Roberts, who holds the Oberkircher Family Endowed Chair in Pediatric Radiology at CHOP, led the study published online Feb. 11 in Cerebral Cortex, collaborating with a group led by Elliott H. Sherr, M.D., Ph.D., of the University of California, San Francisco (UCSF).

The researchers examined children with copy number variants -- either deletions or duplications¬ of DNA -- at the genetic site 16p11.2. Previous researchers had found that this location on chromosome 16 was associated with a subset of autism spectrum disorders (ASDs) and with language impairments and developmental delays.

Roberts and colleagues used magnetoencephalography (MEG), which detects magnetic fields in the brain, just as electroencephalography (EEG) detects electrical fields. As each child heard a series of tones, the MEG machine analyzed changing magnetic fields in the child's brain, measuring an auditory processing delay called the M100 response latency.

The researchers analyzed 115 children: 43 with the 16p11.2 deletion, 23 with the 16p11.2 duplication, and 49 healthy controls. The children were from two centers, CHOP and UCSF. Only a fraction of the children had ASD diagnoses: 11 of the 43 with the deletion, and 2 of the 23 with the duplication.

In children with the deletion, the researchers found a significant delay: 23 milliseconds (ms), a figure that Roberts called "stunningly high" compared to the healthy children. There was no such delay among children with the duplication, who actually had a non-significant tendency to process sounds faster than the control subjects.

The 23-ms delay, about one-fortieth of a second, was twice as high as the 11-ms M100 delay that Roberts found in a 2010 MEG study of children with ASDs. In that study, Roberts remarked that 11 milliseconds is a brief interval, but that it meant that a child hearing the word 'elephant' would still be processing the 'el' sound while other children moved on, with delays cascading as a conversation progresses.

While the 2010 study focused on children diagnosed with ASDs, Roberts added, the current study took a "genetics first" approach, analyzing children known to have genetic variants with or without ASD diagnoses. "We have approached the problem from both ends," he said. The previous study found a link between the brain and behavior, while this new study found a link between genetics and the brain."

Although not all of the children with CNVs had autism, all of them had some neurological or learning disabilities, he added. Because the severity of neurodevelopmental symptoms did not correlate with the length of the auditory processing delay, the M100 delay may not become a clear-cut diagnostic biomarker in neurological disorders, but it may be a clue to an important common pathway in neurobiology.

"We don't yet know the significance of the 23-millisecond delay, but we have established its origin in genetics," Roberts said. "It seems to be a proxy for something of biological significance." He noted that this finding meshes with a current research strategy articulated by the National Institutes of Health -- focusing on research domains criteria in neurological diseases. Because ASDs and mental disorders are very diverse and heterogeneous, involving many different genes, a research domains approach seeks to discover genes that may overlap differing disorders but operate on common biological pathways and processes.

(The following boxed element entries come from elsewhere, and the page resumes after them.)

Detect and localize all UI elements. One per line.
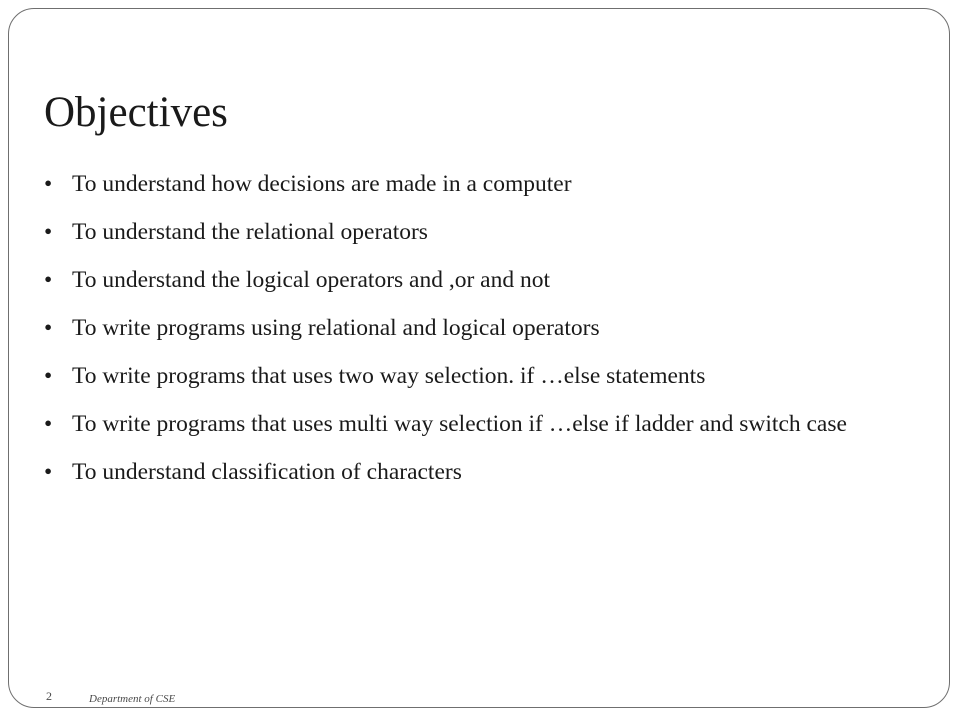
bullet-text: To understand the relational operators xyxy=(72,219,428,245)
bullet-icon: • xyxy=(44,459,53,485)
list-item xyxy=(44,217,934,248)
bullet-text: To understand classification of characters xyxy=(72,459,462,485)
department-footer: Department of CSE xyxy=(89,693,176,705)
objectives-list xyxy=(44,169,934,505)
list-item xyxy=(44,409,934,440)
bullet-text: To understand how decisions are made in a computer xyxy=(72,171,572,197)
bullet-icon: • xyxy=(44,315,53,341)
bullet-icon: • xyxy=(44,219,53,245)
page-number: 2 xyxy=(46,689,52,703)
bullet-icon: • xyxy=(44,411,53,437)
list-item xyxy=(44,457,934,488)
bullet-text: To write programs that uses two way selection. if …else statements xyxy=(72,363,706,389)
slide-frame xyxy=(8,8,950,708)
bullet-text: To understand the logical operators and ,or and not xyxy=(72,267,551,293)
list-item xyxy=(44,169,934,200)
bullet-text: To write programs that uses multi way selection if …else if ladder and switch case xyxy=(72,411,847,437)
bullet-text: To write programs using relational and logical operators xyxy=(72,315,600,341)
bullet-icon: • xyxy=(44,171,53,197)
slide-title: Objectives xyxy=(44,89,228,136)
list-item xyxy=(44,313,934,344)
bullet-icon: • xyxy=(44,267,53,293)
list-item xyxy=(44,265,934,296)
bullet-icon: • xyxy=(44,363,53,389)
list-item xyxy=(44,361,934,392)
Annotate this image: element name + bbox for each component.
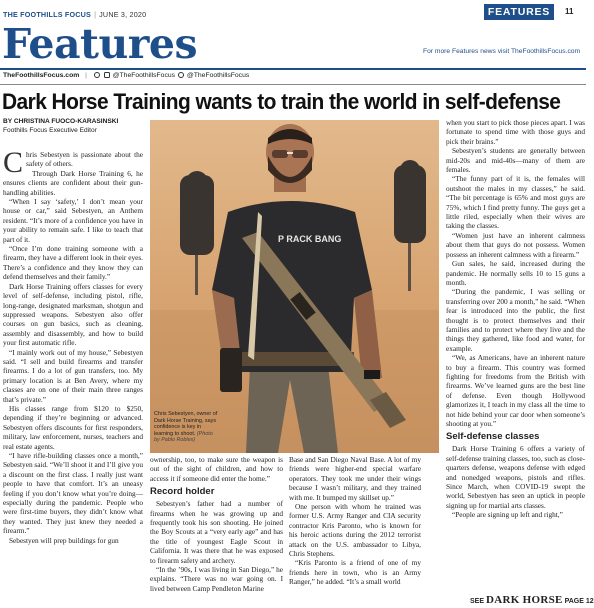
paragraph: “The funny part of it is, the females will outshoot the males in my classes,” he said. “The bit percentage is 65% and most guys are 75%, which I find pretty funny. The guys get a little riled, especially when their wives are taking the classes. (446, 174, 585, 231)
publication-line: THE FOOTHILLS FOCUS | JUNE 3, 2020 (3, 10, 147, 19)
social-handle-2[interactable]: @TheFoothillsFocus (186, 72, 250, 79)
photo-caption (154, 411, 218, 444)
author-role: Foothills Focus Executive Editor (3, 127, 97, 134)
paragraph: “People are signing up left and right,” (452, 510, 563, 520)
subhead-self-defense: Self-defense classes (446, 431, 540, 443)
paragraph: when you start to pick those pieces apart. I was fortunate to spend time with those guys and pick their brains.” (446, 118, 585, 146)
paragraph: Sebestyen will prep buildings for gun (9, 535, 119, 545)
paragraph: “We, as Americans, have an inherent nature to buy a firearm. This country was formed fighting for freedoms from the British with firearms. We’ve learned guns are the best line of defense. Even though Hollywood glamorizes it, I teach in my class all the time to not hide behind your car door when someone’s shooting at you.” (446, 353, 585, 428)
paragraph: Dark Horse Training offers classes for every level of self-defense, including pistol, rifle, long-range, designated marksman, shotgun and suppressed weapons. Sebestyen also offer courses on gun basics, such as cleaning, assembly and disassembly, and how to build your first automatic rifle. (3, 281, 143, 348)
article-column-2 (150, 455, 283, 608)
paragraph: “In the ’90s, I was living in San Diego,” he explains. “There was no war going on. I lived between Camp Pendleton Marine (150, 565, 283, 593)
paragraph: Gun sales, he said, increased during the pandemic. He normally sells 10 to 15 guns a month. (446, 259, 585, 287)
paragraph: Sebestyen’s father had a number of firearms when he was growing up and frequently took his son shooting. He joined the Boy Scouts at a “very early age” and has the title of youngest Eagle Scout in California. It was there that he was exposed to firearm safety and archery. (150, 499, 283, 565)
page-number: 11 (565, 7, 574, 16)
article-column-1 (3, 146, 143, 608)
social-handle[interactable]: @TheFoothillsFocus (112, 72, 176, 79)
paragraph: “During the pandemic, I was selling or transferring over 200 a month,” he said. “When fear is introduced into the public, the first thought is to protect themselves and their families and to protect where they live and the things they gathered, like food and water, for example. (446, 287, 585, 353)
paragraph: “Kris Paronto is a friend of one of my friends here in town, who is an Army Ranger,” he added. “It’s a small world (289, 558, 421, 587)
photo-credit: (Photo by Pablo Robles) (154, 430, 213, 444)
publication-name: THE FOOTHILLS FOCUS (3, 10, 92, 19)
social-line: TheFoothillsFocus.com | @TheFoothillsFocus @TheFoothillsFocus (3, 72, 250, 79)
paragraph: Through Dark Horse Training 6, he ensures clients are confident about their gun-handling abilities. (3, 168, 143, 197)
article-column-3 (289, 455, 421, 608)
section-tab[interactable]: FEATURES (484, 4, 554, 20)
paragraph: One person with whom he trained was former U.S. Army Ranger and CIA security contractor Kris Paronto, who is known for his heroic actions during the 2012 terrorist attack on the U.S. ambassador to Libya, Chris Stephens. (289, 502, 421, 559)
article-photo (150, 120, 439, 453)
shirt-print: P RACK BANG (278, 234, 342, 244)
facebook-icon[interactable] (94, 72, 100, 78)
instagram-icon[interactable] (104, 72, 110, 78)
paragraph: Dark Horse Training 6 offers a variety of self-defense training classes, too, such as close-quarters defense, weapons defense with edged and nonedged weapons, pistols and rifles. Since March, when COVID-19 swept the world, Sebestyen has seen an uptick in people signing up for martial arts classes. (446, 444, 586, 510)
paragraph: “Women just have an inherent calmness about them that guys do not possess. Women possess an inherent calmness with a firearm.” (446, 230, 585, 259)
twitter-icon[interactable] (178, 72, 184, 78)
jump-target: DARK HORSE (485, 594, 563, 606)
paragraph: “Once I’m done training someone with a firearm, they have a different look in their eyes. There’s a confidence and they know they can defend themselves and their family.” (3, 244, 143, 282)
paragraph: “I have rifle-building classes once a month,” Sebestyen said. “We’ll shoot it and I’ll give you a discount on the first class. I really just want people to have that comfort. It’s an uneasy feeling if you don’t know what you’re doing—especially during the pandemic. People who were first-time buyers, they didn’t know what they wanted. They just knew they needed a firearm.” (3, 451, 143, 536)
byline (3, 117, 118, 135)
article-column-4 (446, 118, 585, 594)
jump-page: PAGE 12 (564, 598, 594, 605)
jump-prefix: SEE (470, 598, 485, 605)
subhead-record-holder: Record holder (150, 486, 215, 498)
page-header (0, 0, 586, 90)
continued-jump[interactable] (470, 594, 594, 606)
author-name: BY CHRISTINA FUOCO-KARASINSKI (3, 118, 119, 125)
header-rule (0, 68, 586, 70)
drop-cap: C (3, 146, 24, 179)
caption-text: Chris Sebestyen, owner of Dark Horse Training, says confidence is key in learning to shoot. (154, 411, 218, 437)
paragraph: Sebestyen’s students are generally between mid-20s and mid-40s—many of them are females. (446, 146, 585, 175)
paragraph: ownership, too, to make sure the weapon is out of the sight of children, and how to access it if someone did enter the home.” (150, 455, 283, 483)
paragraph: His classes range from $120 to $250, depending if they’re beginning or advanced. Sebestyen offers discounts for first responders, military, law enforcement, nurses, teachers and real estate agents. (3, 403, 143, 451)
paragraph: “When I say ‘safety,’ I don’t mean your house or car,” said Sebestyen, an Anthem resident. “It’s more of a confidence you have in your ability to remain safe. I like to teach that part of it. (3, 197, 143, 244)
issue-date: JUNE 3, 2020 (99, 10, 147, 19)
section-masthead: Features (2, 20, 198, 68)
website-link[interactable]: TheFoothillsFocus.com (3, 72, 80, 79)
article-headline: Dark Horse Training wants to train the world in self-defense (2, 89, 561, 114)
paragraph: “I mainly work out of my house,” Sebestyen said. “I sell and build firearms and transfer firearms. I do a lot of gun transfers, too. My primary location is at Ben Avery, where my classes are on one of their main three ranges that’s private.” (3, 347, 143, 404)
divider (0, 84, 586, 85)
more-features-link[interactable]: For more Features news visit TheFoothillsFocus.com (423, 48, 581, 55)
paragraph: Chris Sebestyen is passionate about the safety of others. (3, 146, 143, 179)
photo-illustration (150, 120, 439, 453)
paragraph: Base and San Diego Naval Base. A lot of my friends were higher-end special warfare operators. They took me under their wings because I wasn’t military, and they trained with me. It bumped my skillset up.” (289, 455, 421, 502)
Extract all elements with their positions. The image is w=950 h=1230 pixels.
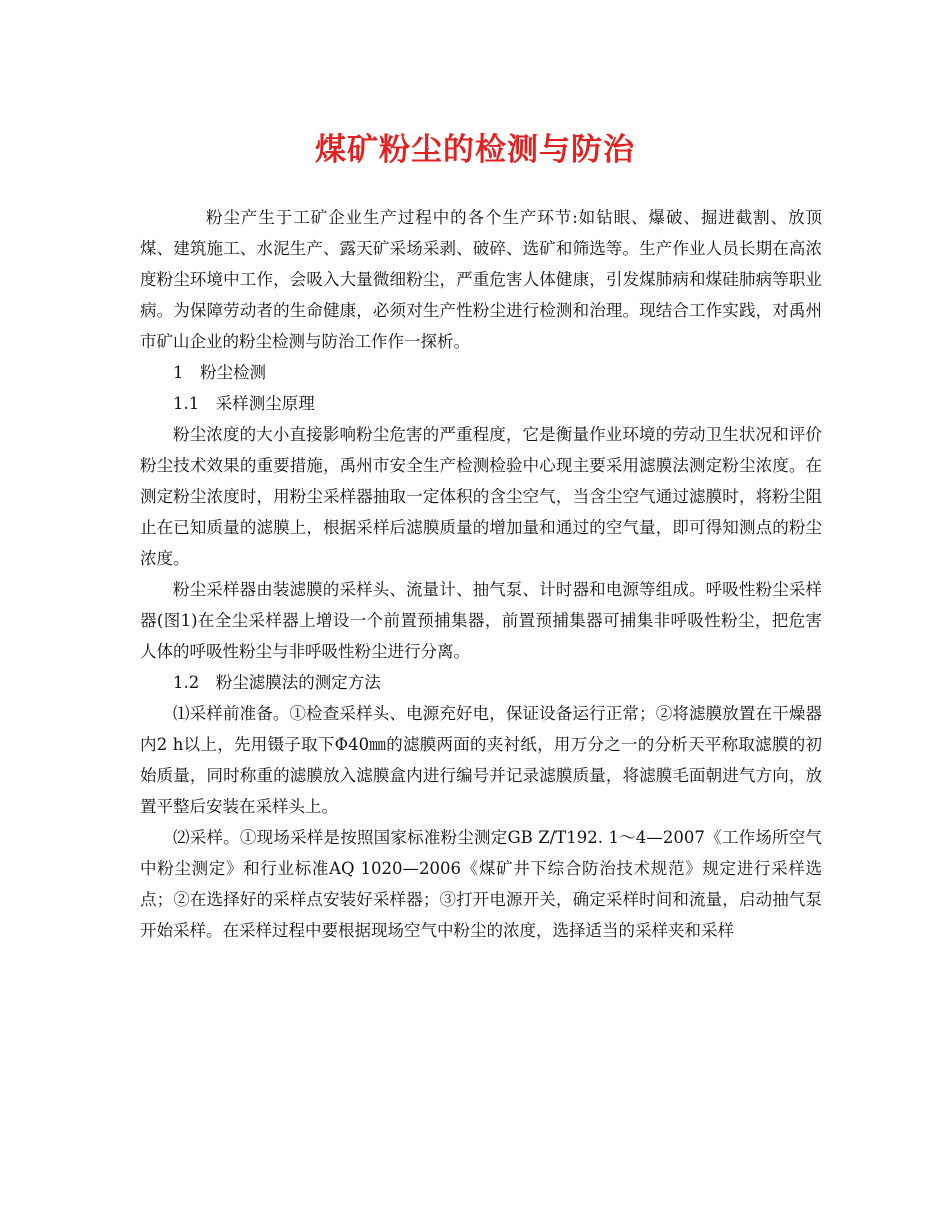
section-heading-1-2: 1.2 粉尘滤膜法的测定方法 (173, 673, 381, 692)
document-title: 煤矿粉尘的检测与防治 (315, 132, 635, 168)
paragraph-1-1-a: 粉尘浓度的大小直接影响粉尘危害的严重程度，它是衡量作业环境的劳动卫生状况和评价粉尘技术效果的重要措施，禹州市安全生产检测检验中心现主要采用滤膜法测定粉尘浓度。在测定粉尘浓度时，用粉尘采样器抽取一定体积的含尘空气，当含尘空气通过滤膜时，将粉尘阻止在已知质量的滤膜上，根据采样后滤膜质量的增加量和通过的空气量，即可得知测点的粉尘浓度。 (140, 425, 822, 568)
intro-paragraph: 粉尘产生于工矿企业生产过程中的各个生产环节:如钻眼、爆破、掘进截割、放顶煤、建筑施工、水泥生产、露天矿采场采剥、破碎、选矿和筛选等。生产作业人员长期在高浓度粉尘环境中工作，会吸入大量微细粉尘，严重危害人体健康，引发煤肺病和煤硅肺病等职业病。为保障劳动者的生命健康，必须对生产性粉尘进行检测和治理。现结合工作实践，对禹州市矿山企业的粉尘检测与防治工作作一探析。 (140, 208, 822, 351)
paragraph-1-2-b: ⑵采样。①现场采样是按照国家标准粉尘测定GB Z/T192. 1～4—2007《工作场所空气中粉尘测定》和行业标准AQ 1020—2006《煤矿井下综合防治技术规范》规定进行采样选点；②在选择好的采样点安装好采样器；③打开电源开关，确定采样时间和流量，启动抽气泵开始采样。在采样过程中要根据现场空气中粉尘的浓度，选择适当的采样夹和采样 (140, 828, 822, 940)
section-heading-1-1: 1.1 采样测尘原理 (173, 394, 315, 413)
paragraph-1-2-a: ⑴采样前准备。①检查采样头、电源充好电，保证设备运行正常；②将滤膜放置在干燥器内2 h以上，先用镊子取下Φ40㎜的滤膜两面的夹衬纸，用万分之一的分析天平称取滤膜的初始质量，同时称重的滤膜放入滤膜盒内进行编号并记录滤膜质量，将滤膜毛面朝进气方向，放置平整后安装在采样头上。 (140, 704, 822, 816)
section-heading-1: 1 粉尘检测 (173, 363, 266, 382)
paragraph-1-1-b: 粉尘采样器由装滤膜的采样头、流量计、抽气泵、计时器和电源等组成。呼吸性粉尘采样器(图1)在全尘采样器上增设一个前置预捕集器，前置预捕集器可捕集非呼吸性粉尘，把危害人体的呼吸性粉尘与非呼吸性粉尘进行分离。 (140, 580, 822, 661)
document-body (140, 202, 822, 946)
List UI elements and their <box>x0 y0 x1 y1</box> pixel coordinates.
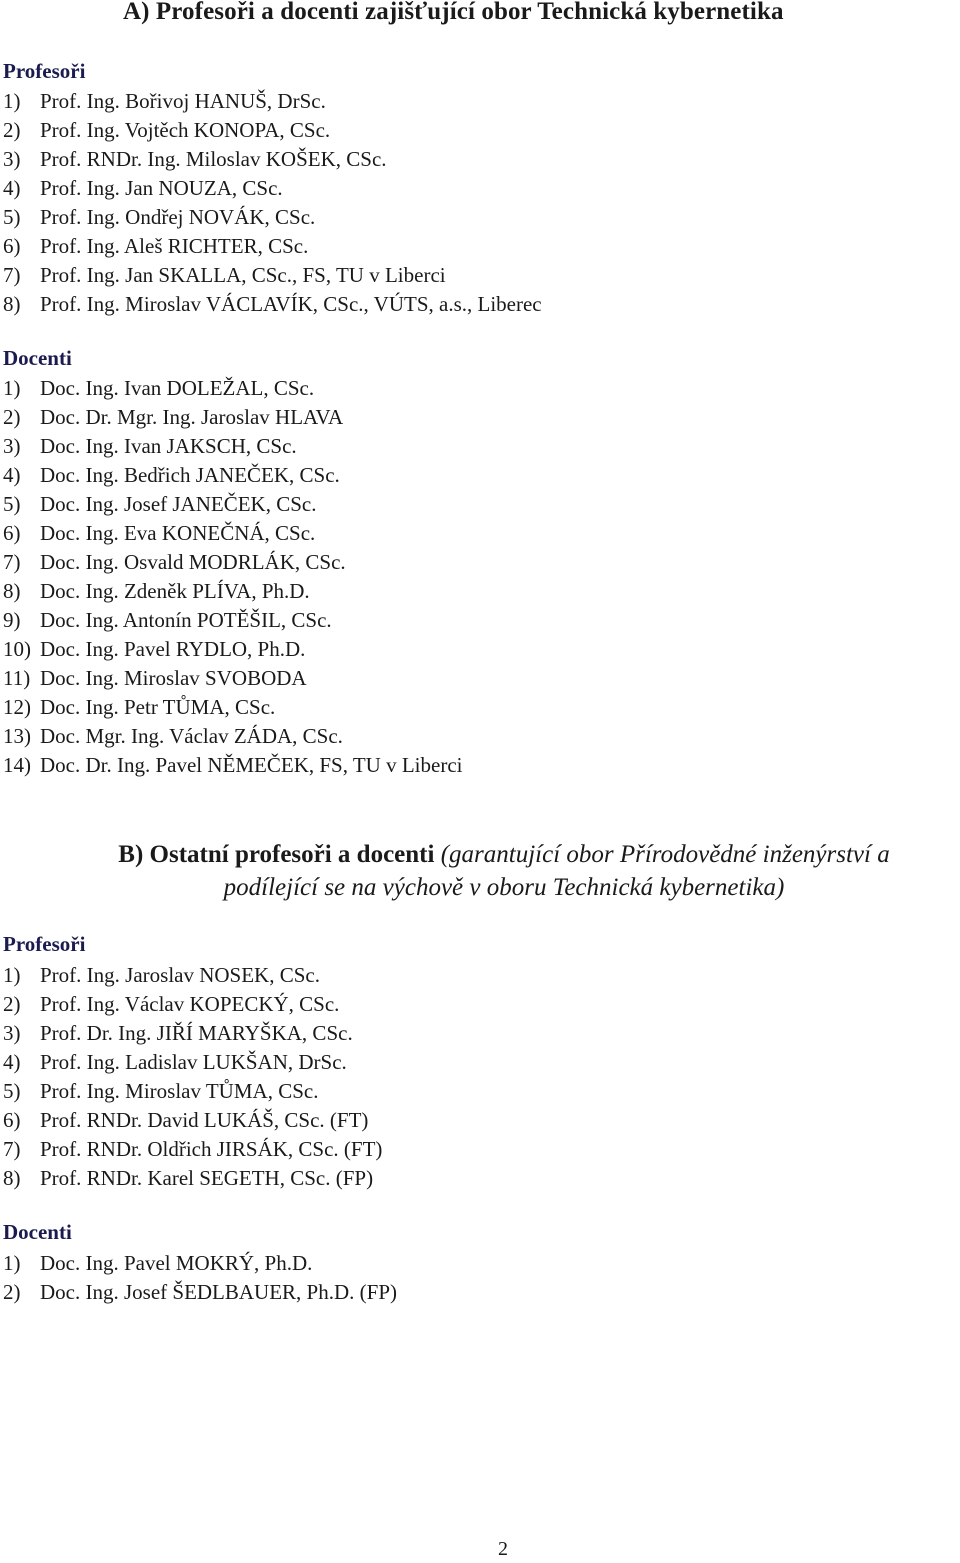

Further studies, said Roberts, will investigate other genes previously implicated in ASDs and other psychiatric disorders, to determine whether they also involve M100 response delays. "Our goal is to unify diverse genes along a few common pathways, some of which may be treatable with specific therapies," said Roberts.

He added that his laboratory is planning a very small pilot study of children with ASDs who have the M100 response latency. Using a drug that acts on synaptic transmissions (signals across nerve cells), he will analyze whether this drug reduces the M100 auditory delays.

This research is at an early stage, Roberts stressed, adding that the biological mechanisms underlying the chromosome deletion and auditory delays remain undiscovered. "We don't know, for instance, whether the abnormality that leads to the delay happens at the synapses or in the brain's white matter, which acts as highway for carrying brain signals. Our next studies may help answer that question."